Dann gibt es die kleinen bis mittelgroßen Plakate, oftmals mit ganzen Parteiprogrammen voll geschrieben. Geht gar nicht. Schafft man, trotz besten Willens, nun wirklich nicht in 1,7 Sekunden zu lesen. Und dann soll man sich noch Gedanken darüber machen. Oh weh! Hier tummeln sich Die Linke, Piraten und die MLDP. Ich glaube nicht, dass dies nur eine Frage des Budgets war. Also bei der Vorbeifahrt kein Lesewille, allmählicher Aufbau von Widerwille gegen diese Art der Plakatierung. Der Inhalt besagter Botschaften erschlägt und ärgert mich mehr, als dass er mich motiviert, am Wahltag mein Kreuz bei einer dieser Parteien zu machen.


Schließlich die ersten großen Wahlplakate: Erleichterung? Könnte man meinen, ist aber nicht. Die Einen wollen es gemeinsam (CDU). WIR machen und schaffen es, meinen die Anderen (SPD). Was aber ist der Unterschied zwischen Gemeinsam und WIR? Trotz meines guten Willens die Flut von 1,7-Sekunden-Botschaften wie ein mündiger Bürger zu bewältigen, schaffe ich es nicht, einen wesentlichen Unterschied zu finden. Wach gerüttelt bin ich nun nicht gerade.
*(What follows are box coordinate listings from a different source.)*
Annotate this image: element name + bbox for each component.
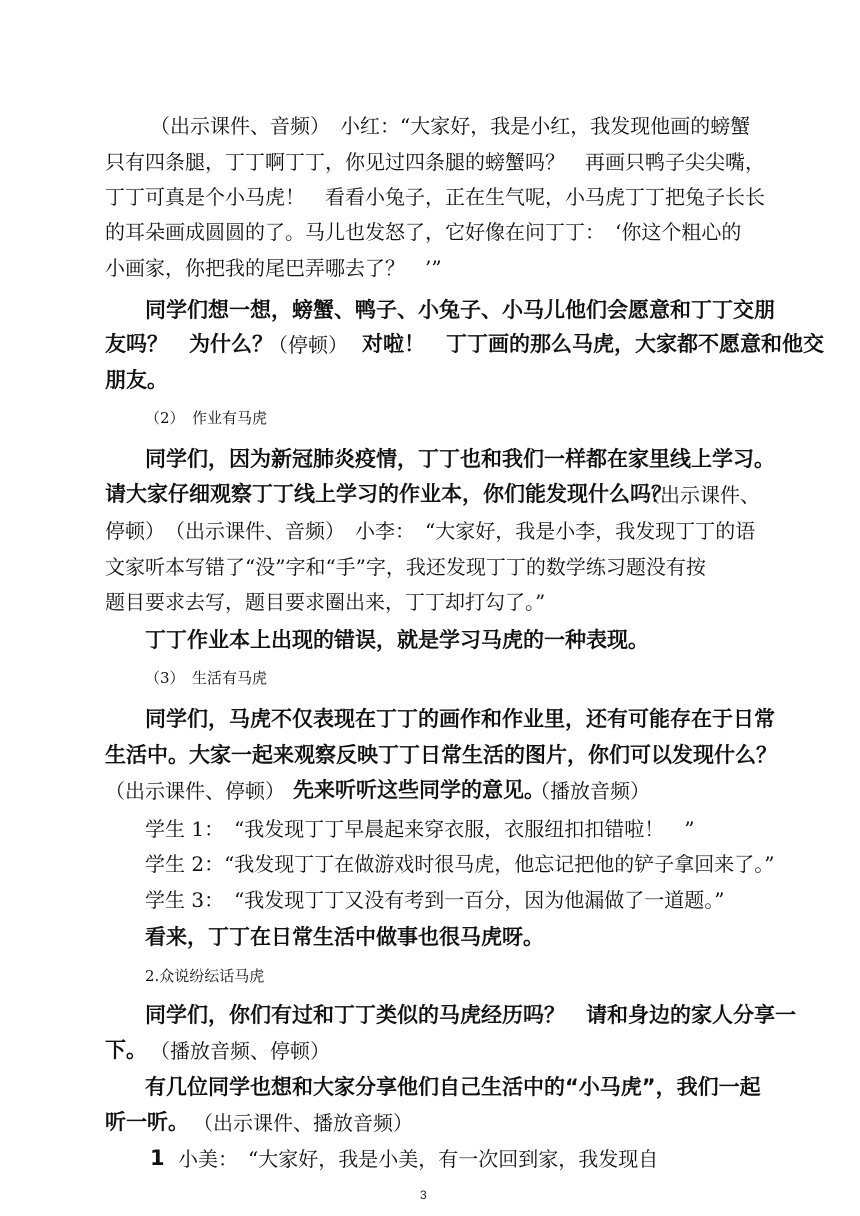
bold-line: 请大家仔细观察丁丁线上学习的作业本，你们能发现什么吗？ (105, 482, 672, 506)
paragraph-line: （出示课件、音频） 小红：“大家好，我是小红，我发现他画的螃蟹 (150, 114, 751, 138)
bold-line: 下。 (105, 1038, 147, 1062)
stage-direction: （出示课件、 (640, 483, 760, 507)
bold-line: 先来听听这些同学的意见。 (293, 778, 545, 802)
bold-line: 同学们，因为新冠肺炎疫情，丁丁也和我们一样都在家里线上学习。 (145, 447, 775, 471)
paragraph-line: 小画家，你把我的尾巴弄哪去了？ ’” (105, 256, 442, 280)
bold-line: 同学们想一想，螃蟹、鸭子、小兔子、小马儿他们会愿意和丁丁交朋 (145, 298, 775, 322)
stage-direction: （播放音频、停顿） (150, 1039, 330, 1063)
bold-line: 丁丁作业本上出现的错误，就是学习马虎的一种表现。 (145, 628, 649, 652)
paragraph-line: 学生 2：“我发现丁丁在做游戏时很马虎，他忘记把他的铲子拿回来了。” (145, 852, 775, 876)
paragraph-line: 只有四条腿，丁丁啊丁丁，你见过四条腿的螃蟹吗？ 再画只鸭子尖尖嘴， (105, 150, 765, 174)
bold-line: 同学们，马虎不仅表现在丁丁的画作和作业里，还有可能存在于日常 (145, 707, 775, 731)
bold-line: 有几位同学也想和大家分享他们自己生活中的“小马虎”，我们一起 (145, 1075, 761, 1099)
section-heading: （2） 作业有马虎 (145, 409, 268, 427)
stage-direction: （出示课件、播放音频） (193, 1111, 413, 1135)
bold-line: 同学们，你们有过和丁丁类似的马虎经历吗？ 请和身边的家人分享一 (145, 1003, 796, 1027)
section-heading: （3） 生活有马虎 (145, 669, 268, 687)
paragraph-line: 停顿） （出示课件、音频） 小李： “大家好，我是小李，我发现丁丁的语 (105, 519, 756, 543)
stage-direction: （出示课件、停顿） (105, 779, 285, 803)
bold-line: 听一听。 (105, 1110, 189, 1134)
paragraph-line: 学生 3： “我发现丁丁又没有考到一百分，因为他漏做了一道题。” (145, 888, 725, 912)
stage-direction: （停顿） (268, 333, 348, 357)
paragraph-line: 丁丁可真是个小马虎！ 看看小兔子，正在生气呢，小马虎丁丁把兔子长长 (105, 185, 765, 209)
section-heading: 2.众说纷纭话马虎 (145, 967, 265, 985)
bold-line: 对啦！ 丁丁画的那么马虎，大家都不愿意和他交 (362, 332, 824, 356)
paragraph-line: 小美： “大家好，我是小美，有一次回到家，我发现自 (178, 1147, 659, 1171)
bold-line: 生活中。大家一起来观察反映丁丁日常生活的图片，你们可以发现什么？ (105, 743, 777, 767)
bold-line: 朋友。 (105, 368, 168, 392)
page-number: 3 (420, 1188, 427, 1202)
paragraph-line: 题目要求去写，题目要求圈出来，丁丁却打勾了。” (105, 590, 546, 614)
bold-line: 看来，丁丁在日常生活中做事也很马虎呀。 (145, 925, 544, 949)
paragraph-line: 学生 1： “我发现丁丁早晨起来穿衣服，衣服纽扣扣错啦！ ” (145, 817, 695, 841)
bold-line: 友吗？ 为什么？ (105, 332, 273, 356)
stage-direction: （播放音频） (530, 779, 650, 803)
paragraph-line: 文家听本写错了“没”字和“手”字，我还发现丁丁的数学练习题没有按 (105, 555, 706, 579)
paragraph-line: 的耳朵画成圆圆的了。马儿也发怒了，它好像在问丁丁： ‘你这个粗心的 (105, 220, 742, 244)
list-number: 1 (150, 1146, 165, 1170)
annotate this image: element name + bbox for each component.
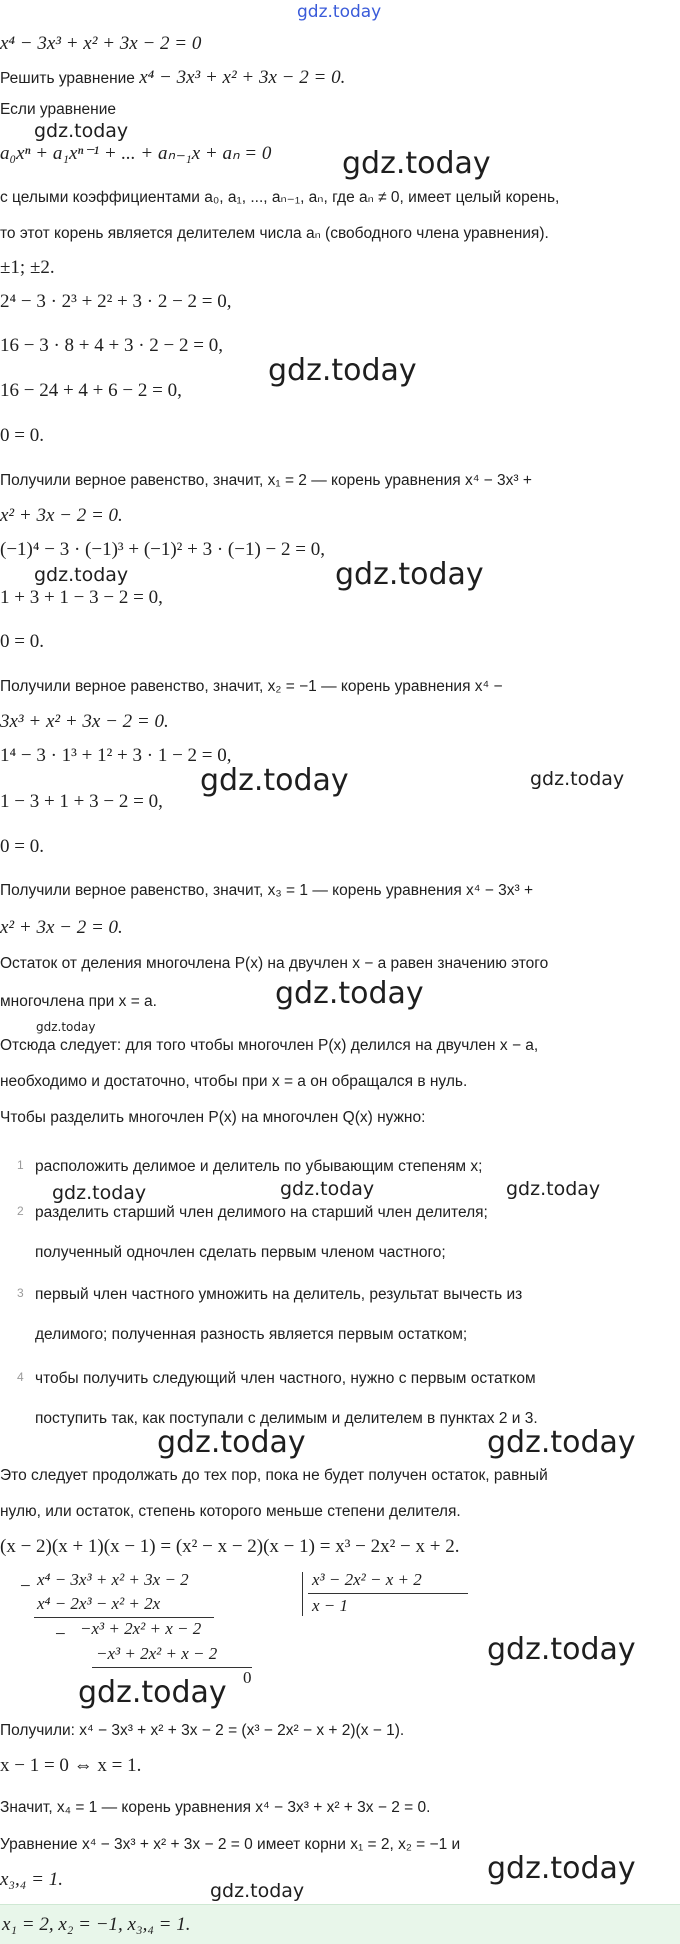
list-item-text: полученный одночлен сделать первым членом частного; — [35, 1244, 446, 1261]
task-statement — [0, 68, 345, 89]
watermark: gdz.today — [34, 564, 129, 586]
root-3-equation: x² + 3x − 2 = 0. — [0, 917, 123, 938]
root-1-statement: Получили верное равенство, значит, x₁ = 2 — корень уравнения x⁴ − 3x³ + — [0, 472, 532, 489]
list-item-text: чтобы получить следующий член частного, нужно с первым остатком — [35, 1370, 536, 1387]
theorem-line-2: то этот корень является делителем числа aₙ (свободного члена уравнения). — [0, 225, 549, 242]
watermark: gdz.today — [78, 1675, 227, 1710]
list-item-text: разделить старший член делимого на старший член делителя; — [35, 1204, 488, 1221]
list-item-text: поступить так, как поступали с делимым и делителем в пунктах 2 и 3. — [35, 1410, 538, 1427]
watermark: gdz.today — [268, 353, 417, 388]
task-text: Решить уравнение — [0, 70, 140, 87]
division-remainder-final: 0 — [243, 1668, 252, 1687]
division-bar — [302, 1572, 303, 1616]
watermark: gdz.today — [52, 1182, 147, 1204]
divisibility-condition-1: Отсюда следует: для того чтобы многочлен P(x) делился на двучлен x − a, — [0, 1037, 539, 1054]
algorithm-stop-line-1: Это следует продолжать до тех пор, пока не будет получен остаток, равный — [0, 1467, 548, 1484]
check-x2-result: 0 = 0. — [0, 425, 44, 446]
root-product-expansion: (x − 2)(x + 1)(x − 1) = (x² − x − 2)(x − 1) = x³ − 2x² − x + 2. — [0, 1536, 460, 1557]
watermark: gdz.today — [36, 1020, 96, 1034]
watermark: gdz.today — [487, 1425, 636, 1460]
conclusion-line-2: x₃,₄ = 1. — [0, 1869, 63, 1890]
list-item-number: 1 — [17, 1158, 24, 1172]
division-underline — [34, 1617, 214, 1618]
equation-heading: x⁴ − 3x³ + x² + 3x − 2 = 0 — [0, 33, 202, 54]
division-underline — [308, 1593, 468, 1594]
general-polynomial: a₀xⁿ + a₁xⁿ⁻¹ + ... + aₙ₋₁x + aₙ = 0 — [0, 143, 272, 164]
division-dividend: x⁴ − 3x³ + x² + 3x − 2 — [37, 1570, 189, 1589]
check-xm1-result: 0 = 0. — [0, 631, 44, 652]
check-xm1-line-2: 1 + 3 + 1 − 3 − 2 = 0, — [0, 587, 163, 608]
list-item-number: 3 — [17, 1286, 24, 1300]
division-remainder-1: −x³ + 2x² + x − 2 — [80, 1619, 202, 1638]
check-x2-line-1: 2⁴ − 3 · 2³ + 2² + 3 · 2 − 2 = 0, — [0, 291, 232, 312]
division-minus-sign: − — [20, 1576, 31, 1597]
watermark: gdz.today — [342, 146, 491, 181]
answer-text: x₁ = 2, x₂ = −1, x₃,₄ = 1. — [2, 1914, 191, 1935]
theorem-line-1: с целыми коэффициентами a₀, a₁, ..., aₙ₋₁, aₙ, где aₙ ≠ 0, имеет целый корень, — [0, 189, 560, 206]
division-subtrahend-1: x⁴ − 2x³ − x² + 2x — [37, 1594, 161, 1613]
division-algorithm-intro: Чтобы разделить многочлен P(x) на многочлен Q(x) нужно: — [0, 1109, 426, 1126]
list-item-number: 2 — [17, 1204, 24, 1218]
watermark: gdz.today — [200, 763, 349, 798]
root-1-equation: x² + 3x − 2 = 0. — [0, 505, 123, 526]
watermark: gdz.today — [275, 976, 424, 1011]
watermark: gdz.today — [34, 120, 129, 142]
list-item-number: 4 — [17, 1370, 24, 1384]
watermark: gdz.today — [487, 1851, 636, 1886]
watermark: gdz.today — [280, 1178, 375, 1200]
last-factor-root: x − 1 = 0 ⇔ x = 1. — [0, 1755, 142, 1776]
list-item-text: расположить делимое и делитель по убывающим степеням x; — [35, 1158, 483, 1175]
root-3-statement: Получили верное равенство, значит, x₃ = 1 — корень уравнения x⁴ − 3x³ + — [0, 882, 533, 899]
check-x2-line-3: 16 − 24 + 4 + 6 − 2 = 0, — [0, 380, 182, 401]
division-minus-sign: − — [55, 1624, 66, 1645]
conclusion-line-1: Уравнение x⁴ − 3x³ + x² + 3x − 2 = 0 имеет корни x₁ = 2, x₂ = −1 и — [0, 1836, 461, 1853]
remainder-theorem-line-2: многочлена при x = a. — [0, 993, 157, 1010]
candidate-divisors: ±1; ±2. — [0, 257, 55, 278]
division-quotient: x³ − 2x² − x + 2 — [312, 1570, 422, 1589]
remainder-theorem-line-1: Остаток от деления многочлена P(x) на двучлен x − a равен значению этого — [0, 955, 549, 972]
factorization-result: Получили: x⁴ − 3x³ + x² + 3x − 2 = (x³ − 2x² − x + 2)(x − 1). — [0, 1722, 405, 1739]
task-equation: x⁴ − 3x³ + x² + 3x − 2 = 0. — [139, 67, 346, 88]
watermark: gdz.today — [487, 1632, 636, 1667]
check-x2-line-2: 16 − 3 · 8 + 4 + 3 · 2 − 2 = 0, — [0, 335, 223, 356]
answer-box — [0, 1904, 680, 1944]
watermark: gdz.today — [530, 768, 625, 790]
check-x1-result: 0 = 0. — [0, 836, 44, 857]
watermark: gdz.today — [506, 1178, 601, 1200]
root-4-statement: Значит, x₄ = 1 — корень уравнения x⁴ − 3x³ + x² + 3x − 2 = 0. — [0, 1799, 431, 1816]
watermark: gdz.today — [335, 557, 484, 592]
root-2-equation: 3x³ + x² + 3x − 2 = 0. — [0, 711, 169, 732]
list-item-text: первый член частного умножить на делитель, результат вычесть из — [35, 1286, 523, 1303]
check-x1-line-1: 1⁴ − 3 · 1³ + 1² + 3 · 1 − 2 = 0, — [0, 745, 232, 766]
header-site-link[interactable]: gdz.today — [297, 2, 382, 22]
division-subtrahend-2: −x³ + 2x² + x − 2 — [96, 1644, 218, 1663]
divisibility-condition-2: необходимо и достаточно, чтобы при x = a он обращался в нуль. — [0, 1073, 468, 1090]
watermark: gdz.today — [210, 1880, 305, 1902]
root-2-statement: Получили верное равенство, значит, x₂ = −1 — корень уравнения x⁴ − — [0, 678, 503, 695]
division-underline — [92, 1667, 252, 1668]
long-division — [0, 1570, 480, 1710]
division-divisor: x − 1 — [312, 1596, 349, 1615]
algorithm-stop-line-2: нулю, или остаток, степень которого меньше степени делителя. — [0, 1503, 461, 1520]
list-item-text: делимого; полученная разность является первым остатком; — [35, 1326, 468, 1343]
check-x1-line-2: 1 − 3 + 1 + 3 − 2 = 0, — [0, 791, 163, 812]
check-xm1-line-1: (−1)⁴ − 3 · (−1)³ + (−1)² + 3 · (−1) − 2 = 0, — [0, 539, 325, 560]
watermark: gdz.today — [157, 1425, 306, 1460]
theorem-intro: Если уравнение — [0, 101, 116, 118]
Zwar ist meine Vermutung bestätigt, dass die beiden großen Parteien ein größeres Wahlkampfbudget haben als die Kleinen. Können sie sich doch schon von Anfang an große d.h. teure Plakate leisten. Aber muss Einen das unbedingt aufwecken.


Es ist doch noch so lange Zeit bis zum 22.9.2013.